Re: [PATCH v7 06/11] x86, paravirt: Add interface to support kvm/xen vcpu preempted check
From: Peter Zijlstra
Date: Wed Nov 16 2016 - 06:43:50 EST
On Wed, Nov 16, 2016 at 12:29:44PM +0100, Christian Borntraeger wrote:
> On 11/16/2016 11:23 AM, Peter Zijlstra wrote:
> > On Wed, Nov 16, 2016 at 12:19:09PM +0800, Pan Xinhui wrote:
> >> Hi, Peter.
> >> I think we can avoid a function call in a simpler way. How about below
> >>
> >> static inline bool vcpu_is_preempted(int cpu)
> >> {
> >> /* only set in pv case*/
> >> if (pv_lock_ops.vcpu_is_preempted)
> >> return pv_lock_ops.vcpu_is_preempted(cpu);
> >> return false;
> >> }
> >
> > That is still more expensive. It needs to do an actual load and makes it
> > hard to predict the branch, you'd have to actually wait for the load to
> > complete etc.
>
> Out of curiosity, why is that hard to predict?

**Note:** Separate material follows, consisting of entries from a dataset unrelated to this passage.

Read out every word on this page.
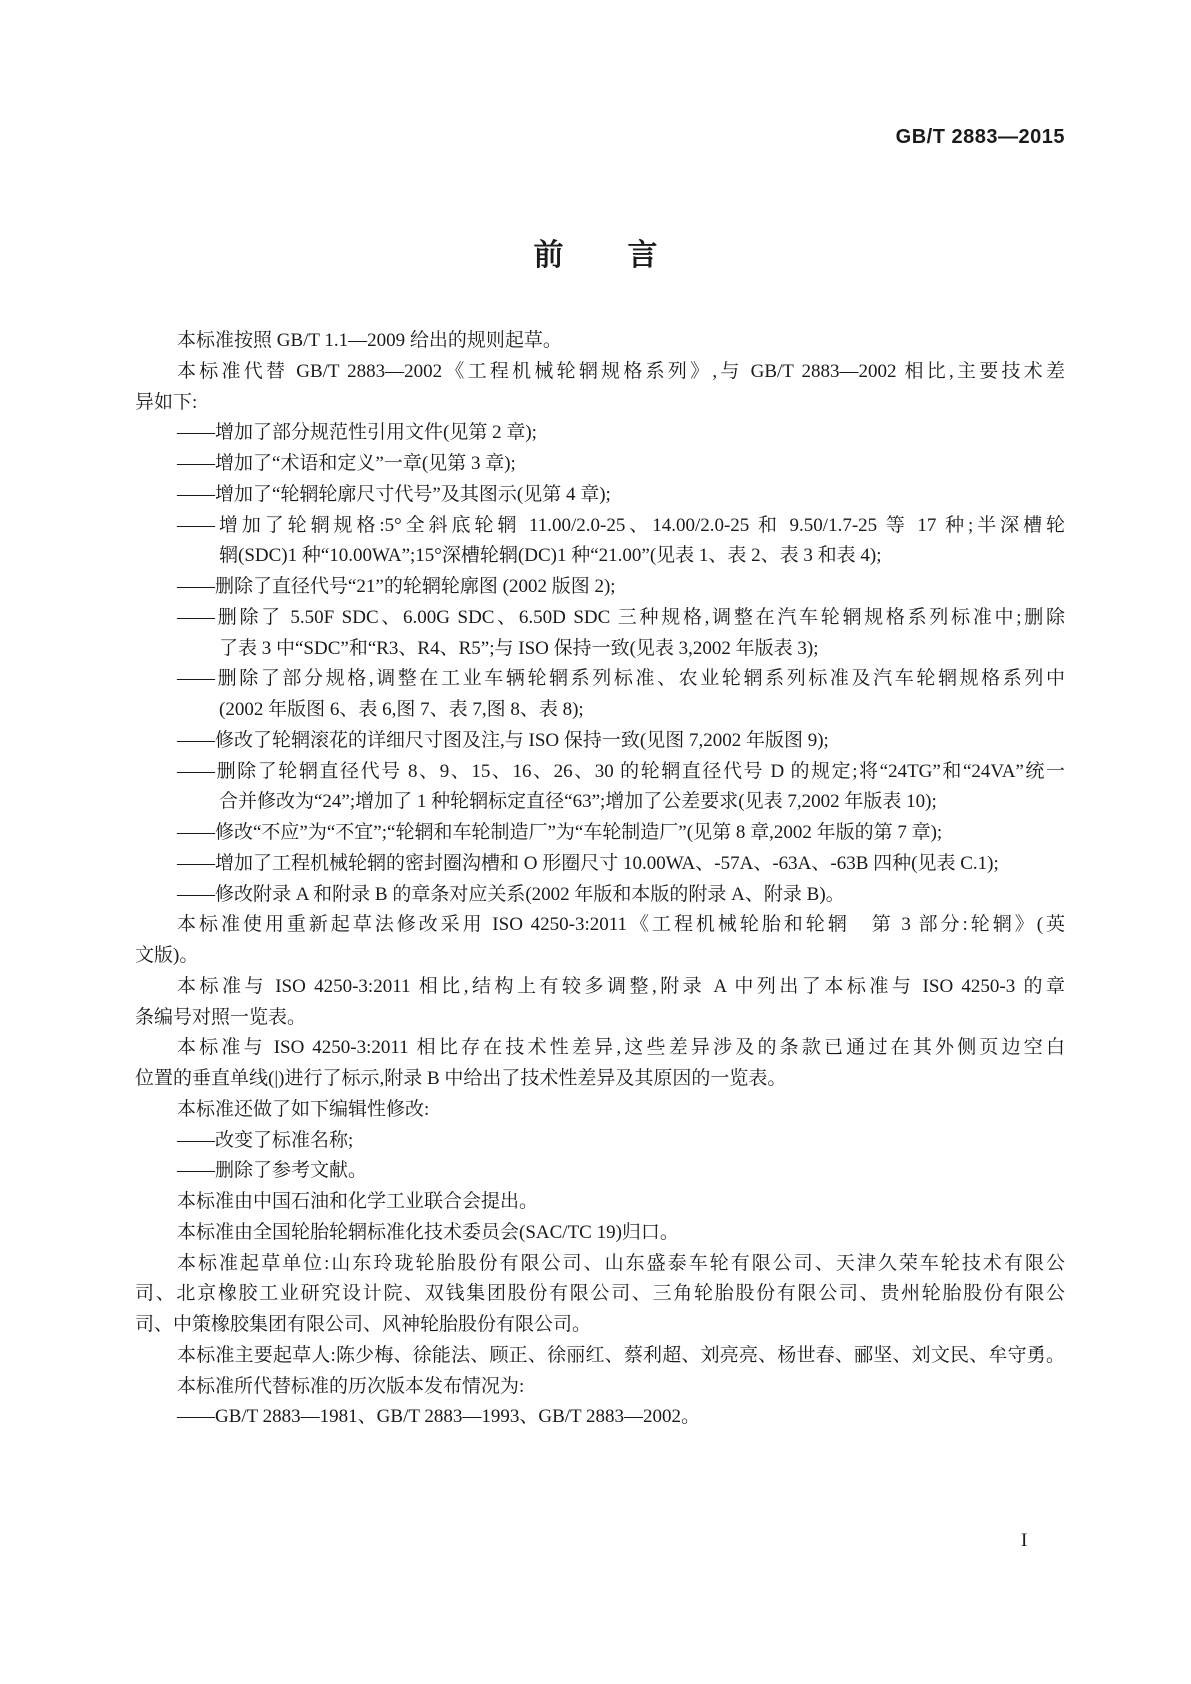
GB/T 2883—2015
前 言
本标准按照 GB/T 1.1—2009 给出的规则起草。
本标准代替 GB/T 2883—2002《工程机械轮辋规格系列》,与 GB/T 2883—2002 相比,主要技术差
异如下:
——增加了部分规范性引用文件(见第 2 章);
——增加了“术语和定义”一章(见第 3 章);
——增加了“轮辋轮廓尺寸代号”及其图示(见第 4 章);
——增加了轮辋规格:5°全斜底轮辋 11.00/2.0-25、14.00/2.0-25 和 9.50/1.7-25 等 17 种;半深槽轮
辋(SDC)1 种“10.00WA”;15°深槽轮辋(DC)1 种“21.00”(见表 1、表 2、表 3 和表 4);
——删除了直径代号“21”的轮辋轮廓图 (2002 版图 2);
——删除了 5.50F SDC、6.00G SDC、6.50D SDC 三种规格,调整在汽车轮辋规格系列标准中;删除
了表 3 中“SDC”和“R3、R4、R5”;与 ISO 保持一致(见表 3,2002 年版表 3);
——删除了部分规格,调整在工业车辆轮辋系列标准、农业轮辋系列标准及汽车轮辋规格系列中
(2002 年版图 6、表 6,图 7、表 7,图 8、表 8);
——修改了轮辋滚花的详细尺寸图及注,与 ISO 保持一致(见图 7,2002 年版图 9);
——删除了轮辋直径代号 8、9、15、16、26、30 的轮辋直径代号 D 的规定;将“24TG”和“24VA”统一
合并修改为“24”;增加了 1 种轮辋标定直径“63”;增加了公差要求(见表 7,2002 年版表 10);
——修改“不应”为“不宜”;“轮辋和车轮制造厂”为“车轮制造厂”(见第 8 章,2002 年版的第 7 章);
——增加了工程机械轮辋的密封圈沟槽和 O 形圈尺寸 10.00WA、-57A、-63A、-63B 四种(见表 C.1);
——修改附录 A 和附录 B 的章条对应关系(2002 年版和本版的附录 A、附录 B)。
本标准使用重新起草法修改采用 ISO 4250-3:2011《工程机械轮胎和轮辋　第 3 部分:轮辋》(英
文版)。
本标准与 ISO 4250-3:2011 相比,结构上有较多调整,附录 A 中列出了本标准与 ISO 4250-3 的章
条编号对照一览表。
本标准与 ISO 4250-3:2011 相比存在技术性差异,这些差异涉及的条款已通过在其外侧页边空白
位置的垂直单线(|)进行了标示,附录 B 中给出了技术性差异及其原因的一览表。
本标准还做了如下编辑性修改:
——改变了标准名称;
——删除了参考文献。
本标准由中国石油和化学工业联合会提出。
本标准由全国轮胎轮辋标准化技术委员会(SAC/TC 19)归口。
本标准起草单位:山东玲珑轮胎股份有限公司、山东盛泰车轮有限公司、天津久荣车轮技术有限公
司、北京橡胶工业研究设计院、双钱集团股份有限公司、三角轮胎股份有限公司、贵州轮胎股份有限公
司、中策橡胶集团有限公司、风神轮胎股份有限公司。
本标准主要起草人:陈少梅、徐能法、顾正、徐丽红、蔡利超、刘亮亮、杨世春、郦坚、刘文民、牟守勇。
本标准所代替标准的历次版本发布情况为:
——GB/T 2883—1981、GB/T 2883—1993、GB/T 2883—2002。
I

> On s390 the branch prediction runs asynchronously ahead of the downstream
> pipeline (e.g. search for "IBM z Systems Processor Optimization Primer" page 11).
> given enough capacity, I would assume that modern x86 processors would do the same
> and be able to predict this is as soon as it becomes hot (and otherwise you would
> not notice the branch miss anyway). Is x86 behaving differently here?
Not sure how exactly it works, but it seems to me that an immediate
assignment to the value you're going to compare would leave very little
doubt.
Then again, maybe cores aren't that smart and only look at the
hysterical btb for prediction.
> > Also, it generates more code.
> >
> > Paravirt muck should strive to be as cheap as possible when ran on
> > native hardware.
>
> As I am interested in this series from the s390 point of view, this is
> the only thing that block this series?
Ingo was rewriting the changelog, other than that, no, I can do this on
top. Just spotted this because Ingo and me talked it over.
> Is there a chance to add a static key around the paravirt ops somehow?
More code generation still, replacing the call with an immediate
assignment to the return register is the shortest possible option I
think.